His early paintings and drawings, from 1926 to the late 1940s, are almost always signed ‘Bengu’. The Campbell Smith Collection contains a number of these earlier works. The use of ‘Bhengu’ in his signature is only found in his later works.

In 1940, Bhengu was noticed by Payne Brothers, a large Durban department store, which sold paintings and held art competitions, and his sepia portraits found a market with local and international tourists, particularly from the Union Castle liners stopping at Durban. His ability to render facial details with great psychological sensitivity was much admired. At times, he painted in public in the store in order to ‘convince those Europeans who refused to believe that the work was actually his’.

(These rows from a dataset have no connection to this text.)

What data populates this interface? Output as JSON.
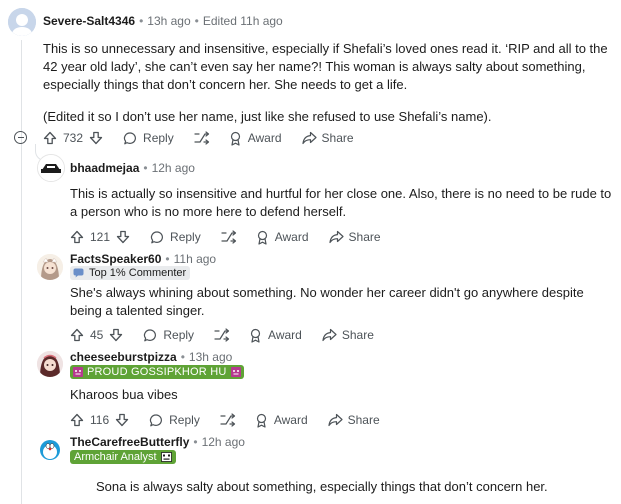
{
  "comments": [
    {
      "author": "Severe-Salt4346",
      "time": "13h ago",
      "edited": "Edited 11h ago",
      "body": [
        "This is so unnecessary and insensitive, especially if Shefali’s loved ones read it. ‘RIP and all to the 42 year old lady’, she can’t even say her name?! This woman is always salty about something, especially things that don’t concern her. She needs to get a life.",
        "(Edited it so I don’t use her name, just like she refused to use Shefali’s name)."
      ],
      "votes": "732"
    },
    {
      "author": "bhaadmejaa",
      "time": "12h ago",
      "body": [
        "This is actually so insensitive and hurtful for her close one. Also, there is no need to be rude to a person who is no more here to defend herself."
      ],
      "votes": "121"
    },
    {
      "author": "FactsSpeaker60",
      "time": "11h ago",
      "flair": "Top 1% Commenter",
      "body": [
        "She's always whining about something. No wonder her career didn't go anywhere despite being a talented singer."
      ],
      "votes": "45"
    },
    {
      "author": "cheeseeburstpizza",
      "time": "13h ago",
      "flair": "PROUD GOSSIPKHOR HU",
      "body": [
        "Kharoos bua vibes"
      ],
      "votes": "116"
    },
    {
      "author": "TheCarefreeButterfly",
      "time": "12h ago",
      "flair": "Armchair Analyst",
      "body": [
        "Sona is always salty about something, especially things that don’t concern her."
      ]
    }
  ],
  "labels": {
    "reply": "Reply",
    "award": "Award",
    "share": "Share",
    "separator": "•"
  },
  "colors": {
    "flair_green": "#5fa336",
    "flair_gray": "#e9ebed",
    "thread": "#e0e3e6"
  }
}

From 1942 onwards, the amateur ethnographer Dr Killie Campbell commissioned many works by Bhengu, which are now housed in the Killie Campbell Museum Collection.

Bhengu took part in various group exhibitions, including the 1979 touring exhibition, Contemporary African Art in South Africa, and Historical Perspective of Black South African Artists at the Alliance Française in Pretoria in 1986.

In 2013, the Gerard Bhengu Museum was opened at Centocow Mission in Creighton in celebration of his legacy.